The Affordable Care Act, commonly known as Obamacare, has long been contentious since it first took effect. Under its provisions, insurance companies cannot deny coverage due to preexisting conditions and must cover a list of essential health benefits.
Obamacare may have admirable goals, yet its implementation can cause numerous complications that lead to outrage among some people. That is one reason many find opposition to its passage frustrating.
Costs
Before the Affordable Care Act was in place, insurance companies could discriminate against people with preexisting conditions, charge more for specific diseases, and cancel coverage due to paperwork errors. Now with this law in effect, these practices have been prohibited as insurance providers must spend 80-85% of premiums on health care or improving medical facilities – otherwise you get a rebate to account for overcharges.
The Affordable Care Act also helps people afford private health insurance by creating healthcare exchanges where plans from competing insurers can be purchased at reduced prices, providing financial aid for those unable to afford private plans, and setting limits on out-of-pocket medical expenses.
However, it did little to mitigate rising prescription drug costs or alter incentives that drive hospitals, primary and specialty physicians and other providers to negotiate collectively for higher payments from Medicare and commercial insurers. It also did little to restrict pharmaceutical or medical device companies from increasing prices at will.
Coverage
Once the Affordable Care Act (ACA) became law, several states and interest groups quickly sought ways to undermine it without outright repeal. Instead, they attempted to slow its implementation through various regulatory countermoves.
The Affordable Care Act requires insurance companies to spend between 80% to 85% of premiums on healthcare costs, prohibits lifetime and annual dollar coverage limits, prohibits preexisting condition exclusions and provides consumers with various other safeguards. Furthermore, individual and small group health plans must cover essential benefits like mental health care, maternity coverage and prescription drug coverage as part of their essential benefits packages.
Even with these safeguards in place, some individuals still find the cost of insurance unaffordable. For these individuals, the Affordable Care Act offers subsidies designed to assist with payments; these subsidies are funded by new taxes on medical devices and pharmaceuticals as well as savings in Medicare payments.
Taxes
The Affordable Care Act includes various changes to taxes. Additionally, it establishes insurance exchanges – websites where individuals can select health plans with subsidies covering some of their costs – and choose one to suit their needs.
Among the numerous tax changes brought about by the Affordable Care Act was an excise tax known as the Cadillac tax on employer-sponsored health care plans that exceed certain thresholds, known as employer-sponsored plans with more generous coverage. This tax would have reduced after-tax incomes for middle-income families.
Other tax changes brought about by the Affordable Care Act include community rating and premiums based on age. This was done to retain healthy people in the risk pool so as to offset higher costs associated with sicker enrollees; without an individual mandate penalty in place, less healthy people would contribute funds into the system to offset such increased costs.
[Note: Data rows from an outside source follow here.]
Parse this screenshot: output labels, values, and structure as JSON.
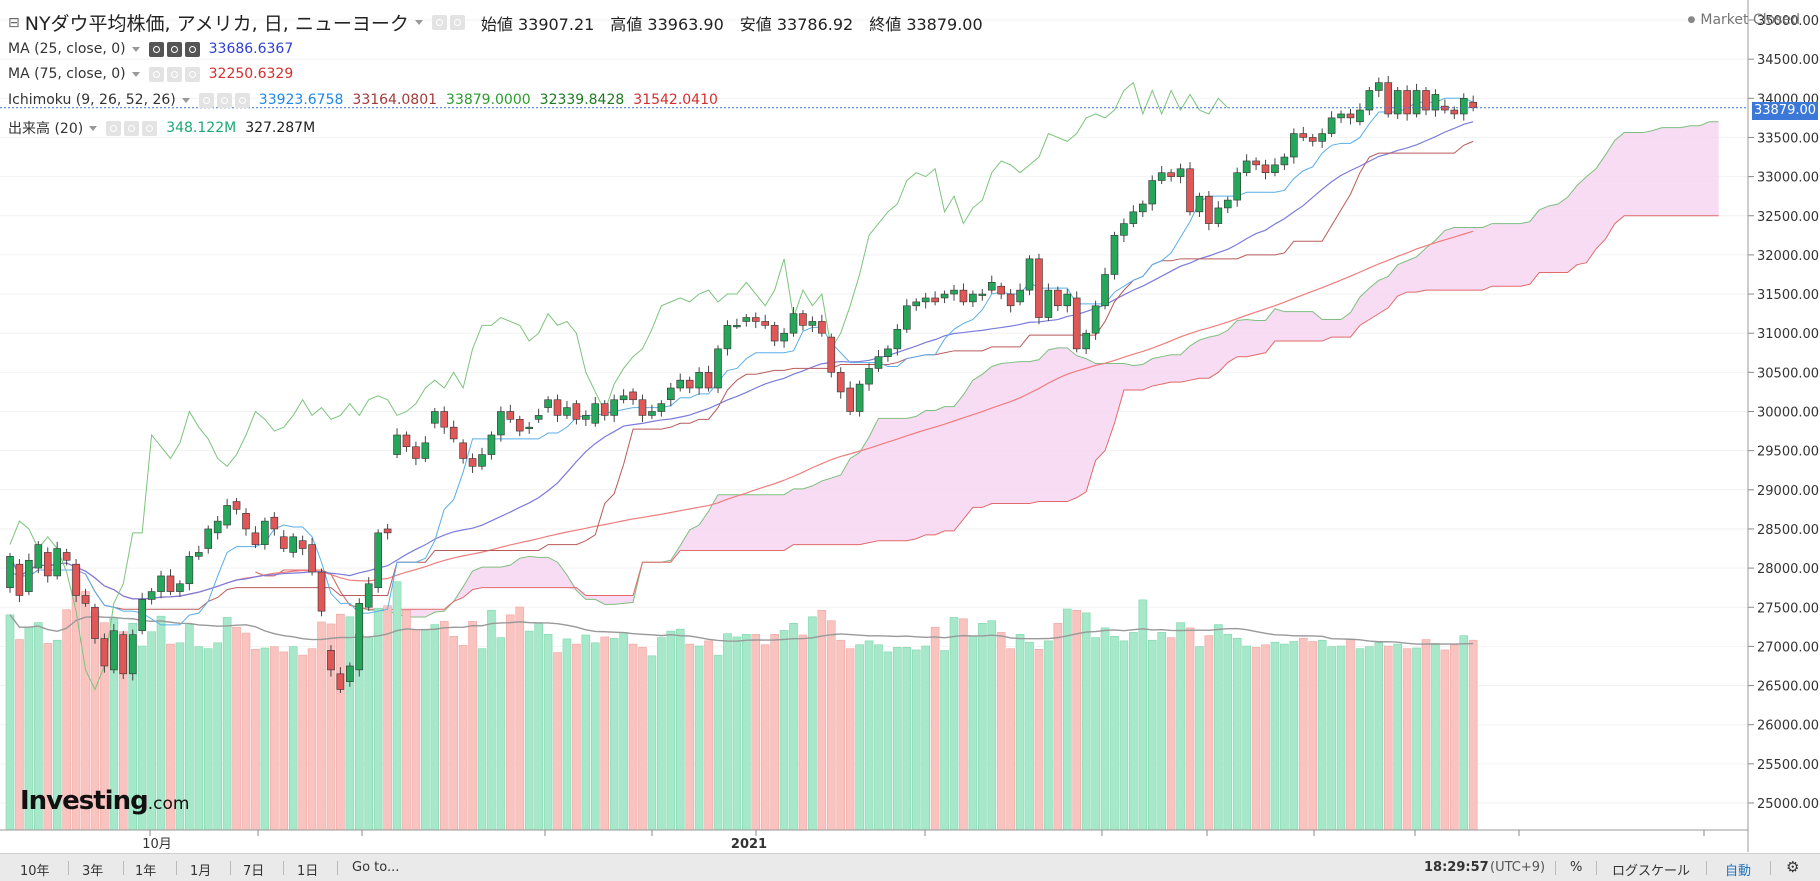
{
  "header": {
    "title": "NYダウ平均株価, アメリカ, 日, ニューヨーク",
    "open_label": "始値",
    "open": "33907.21",
    "high_label": "高値",
    "high": "33963.90",
    "low_label": "安値",
    "low": "33786.92",
    "close_label": "終値",
    "close": "33879.00",
    "market_status": "Market Closed"
  },
  "indicators": {
    "ma25": {
      "label": "MA (25, close, 0)",
      "value": "33686.6367",
      "color": "#2f3fd6"
    },
    "ma75": {
      "label": "MA (75, close, 0)",
      "value": "32250.6329",
      "color": "#d32f2f"
    },
    "ichimoku": {
      "label": "Ichimoku (9, 26, 52, 26)",
      "values": [
        "33923.6758",
        "33164.0801",
        "33879.0000",
        "32339.8428",
        "31542.0410"
      ],
      "colors": [
        "#1e88e5",
        "#a33a3a",
        "#2e9b2e",
        "#1f7a1f",
        "#d32f2f"
      ]
    },
    "volume": {
      "label": "出来高 (20)",
      "values": [
        "348.122M",
        "327.287M"
      ],
      "colors": [
        "#19a974",
        "#222222"
      ]
    }
  },
  "logo": {
    "brand": "Investing",
    "suffix": ".com"
  },
  "bottom_bar": {
    "ranges": [
      "10年",
      "3年",
      "1年",
      "1月",
      "7日",
      "1日"
    ],
    "goto": "Go to...",
    "time": "18:29:57",
    "tz": "(UTC+9)",
    "percent": "%",
    "log_scale": "ログスケール",
    "auto": "自動",
    "settings_icon": "gear-icon"
  },
  "colors": {
    "up": "#26a65b",
    "down": "#e05757",
    "vol_up": "#a6e8c9",
    "vol_down": "#f9c3c0",
    "cloud": "#f7d6f2",
    "last_price": "#3c78d8"
  },
  "chart_data": {
    "type": "candlestick",
    "title": "NYダウ平均株価",
    "x_labels": [
      "10月",
      "2021"
    ],
    "y_axis": {
      "min": 24700,
      "max": 35100,
      "ticks": [
        25000,
        25500,
        26000,
        26500,
        27000,
        27500,
        28000,
        28500,
        29000,
        29500,
        30000,
        30500,
        31000,
        31500,
        32000,
        32500,
        33000,
        33500,
        34000,
        34500,
        35000
      ]
    },
    "last_price": 33879.0,
    "candles": [
      [
        27750,
        28150
      ],
      [
        28050,
        27650
      ],
      [
        27700,
        28100
      ],
      [
        28000,
        28300
      ],
      [
        28200,
        27900
      ],
      [
        27900,
        28250
      ],
      [
        28200,
        28100
      ],
      [
        28050,
        27650
      ],
      [
        27650,
        27550
      ],
      [
        27500,
        27100
      ],
      [
        27100,
        26750
      ],
      [
        26700,
        27200
      ],
      [
        27150,
        26650
      ],
      [
        26650,
        27150
      ],
      [
        27200,
        27600
      ],
      [
        27600,
        27700
      ],
      [
        27700,
        27900
      ],
      [
        27900,
        27700
      ],
      [
        27700,
        27800
      ],
      [
        27800,
        28150
      ],
      [
        28150,
        28200
      ],
      [
        28250,
        28500
      ],
      [
        28450,
        28600
      ],
      [
        28550,
        28800
      ],
      [
        28850,
        28750
      ],
      [
        28700,
        28500
      ],
      [
        28450,
        28300
      ],
      [
        28300,
        28600
      ],
      [
        28650,
        28500
      ],
      [
        28400,
        28250
      ],
      [
        28200,
        28400
      ],
      [
        28350,
        28250
      ],
      [
        28300,
        27950
      ],
      [
        27950,
        27450
      ],
      [
        26950,
        26700
      ],
      [
        26650,
        26450
      ],
      [
        26550,
        26750
      ],
      [
        26700,
        27550
      ],
      [
        27500,
        27800
      ],
      [
        27750,
        28450
      ],
      [
        28500,
        28450
      ],
      [
        29450,
        29700
      ],
      [
        29700,
        29550
      ],
      [
        29550,
        29400
      ],
      [
        29400,
        29600
      ],
      [
        29850,
        30000
      ],
      [
        30000,
        29800
      ],
      [
        29800,
        29650
      ],
      [
        29600,
        29400
      ],
      [
        29400,
        29300
      ],
      [
        29300,
        29450
      ],
      [
        29450,
        29700
      ],
      [
        29700,
        30000
      ],
      [
        30000,
        29900
      ],
      [
        29900,
        29750
      ],
      [
        29800,
        29800
      ],
      [
        29900,
        29950
      ],
      [
        30050,
        30150
      ],
      [
        30150,
        29950
      ],
      [
        29950,
        30050
      ],
      [
        30100,
        29900
      ],
      [
        29900,
        29950
      ],
      [
        29850,
        30100
      ],
      [
        30100,
        29950
      ],
      [
        29950,
        30150
      ],
      [
        30150,
        30200
      ],
      [
        30250,
        30150
      ],
      [
        30150,
        29950
      ],
      [
        29950,
        30000
      ],
      [
        30000,
        30100
      ],
      [
        30150,
        30300
      ],
      [
        30300,
        30400
      ],
      [
        30400,
        30300
      ],
      [
        30300,
        30500
      ],
      [
        30500,
        30300
      ],
      [
        30300,
        30800
      ],
      [
        30800,
        31100
      ],
      [
        31100,
        31100
      ],
      [
        31150,
        31200
      ],
      [
        31200,
        31150
      ],
      [
        31150,
        31100
      ],
      [
        31100,
        30900
      ],
      [
        30900,
        31000
      ],
      [
        31000,
        31250
      ],
      [
        31250,
        31100
      ],
      [
        31100,
        31150
      ],
      [
        31150,
        31000
      ],
      [
        30950,
        30500
      ],
      [
        30500,
        30250
      ],
      [
        30300,
        30000
      ],
      [
        30000,
        30350
      ],
      [
        30350,
        30550
      ],
      [
        30550,
        30700
      ],
      [
        30700,
        30800
      ],
      [
        30800,
        31050
      ],
      [
        31050,
        31350
      ],
      [
        31350,
        31400
      ],
      [
        31400,
        31450
      ],
      [
        31450,
        31400
      ],
      [
        31450,
        31500
      ],
      [
        31500,
        31550
      ],
      [
        31550,
        31400
      ],
      [
        31400,
        31500
      ],
      [
        31500,
        31500
      ],
      [
        31550,
        31650
      ],
      [
        31600,
        31500
      ],
      [
        31500,
        31350
      ],
      [
        31400,
        31550
      ],
      [
        31550,
        31950
      ],
      [
        31950,
        31200
      ],
      [
        31200,
        31550
      ],
      [
        31550,
        31350
      ],
      [
        31350,
        31500
      ],
      [
        31450,
        30800
      ],
      [
        30800,
        31000
      ],
      [
        31000,
        31350
      ],
      [
        31350,
        31750
      ],
      [
        31750,
        32250
      ],
      [
        32250,
        32400
      ],
      [
        32400,
        32550
      ],
      [
        32550,
        32650
      ],
      [
        32650,
        32950
      ],
      [
        32950,
        33050
      ],
      [
        33050,
        33000
      ],
      [
        33000,
        33100
      ],
      [
        33100,
        32550
      ],
      [
        32550,
        32750
      ],
      [
        32750,
        32400
      ],
      [
        32400,
        32600
      ],
      [
        32600,
        32700
      ],
      [
        32700,
        33050
      ],
      [
        33050,
        33200
      ],
      [
        33200,
        33150
      ],
      [
        33150,
        33050
      ],
      [
        33050,
        33150
      ],
      [
        33150,
        33250
      ],
      [
        33250,
        33550
      ],
      [
        33550,
        33500
      ],
      [
        33500,
        33450
      ],
      [
        33450,
        33550
      ],
      [
        33550,
        33750
      ],
      [
        33750,
        33800
      ],
      [
        33800,
        33750
      ],
      [
        33700,
        33850
      ],
      [
        33850,
        34100
      ],
      [
        34100,
        34200
      ],
      [
        34200,
        33800
      ],
      [
        33800,
        34100
      ],
      [
        34100,
        33800
      ],
      [
        33800,
        34100
      ],
      [
        34100,
        33850
      ],
      [
        33850,
        34050
      ],
      [
        33900,
        33850
      ],
      [
        33850,
        33800
      ],
      [
        33800,
        34000
      ],
      [
        33950,
        33879
      ]
    ],
    "volumes": [
      331,
      293,
      312,
      319,
      287,
      292,
      339,
      406,
      367,
      336,
      319,
      326,
      305,
      318,
      283,
      305,
      329,
      286,
      288,
      316,
      282,
      279,
      288,
      327,
      312,
      303,
      278,
      280,
      282,
      274,
      282,
      269,
      279,
      320,
      317,
      332,
      328,
      301,
      296,
      341,
      345,
      382,
      338,
      308,
      309,
      316,
      321,
      298,
      284,
      321,
      279,
      338,
      296,
      331,
      343,
      306,
      319,
      301,
      273,
      294,
      286,
      300,
      288,
      297,
      295,
      304,
      286,
      281,
      268,
      296,
      306,
      309,
      286,
      283,
      291,
      269,
      302,
      297,
      301,
      301,
      285,
      301,
      307,
      318,
      300,
      328,
      338,
      322,
      292,
      279,
      285,
      291,
      285,
      274,
      281,
      281,
      277,
      283,
      312,
      276,
      327,
      325,
      298,
      318,
      322,
      304,
      279,
      301,
      289,
      278,
      291,
      318,
      340,
      338,
      334,
      296,
      311,
      298,
      291,
      304,
      354,
      292,
      304,
      296,
      319,
      311,
      282,
      299,
      316,
      301,
      295,
      283,
      281,
      285,
      289,
      286,
      290,
      295,
      290,
      292,
      282,
      283,
      294,
      279,
      282,
      288,
      283,
      286,
      279,
      280,
      293,
      287,
      277,
      285,
      299,
      292
    ]
  }
}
The Affordable Care Act contains several spending cuts designed to address deficits, such as reducing Medicare’s Disproportionate Share Hospital payments; however, intensive lobbying efforts have led Congress to postpone these reductions, leading them to possibly never take effect. Furthermore, its planned productivity adjustment for Medicaid payment updates has also been repeatedly delayed in response to lobbying pressure.
The Individual Mandate
One of the more contentious provisions of the Affordable Care Act (ACA) is its individual mandate, which mandates people to obtain health insurance or face penalties; its goal is to expand coverage and enhance health outcomes.
The individual mandate serves two objectives by raising the cost of not having health insurance and encouraging more individuals–particularly healthy ones–to get it. Furthermore, this creates an ongoing source of customers for insurers, helping to lower costs.
Conservatism opposes this aspect of the Affordable Care Act because they believe it encroaches on American sovereignty over health care decisions, leading some to accuse it of being an attempt at “government takeover”.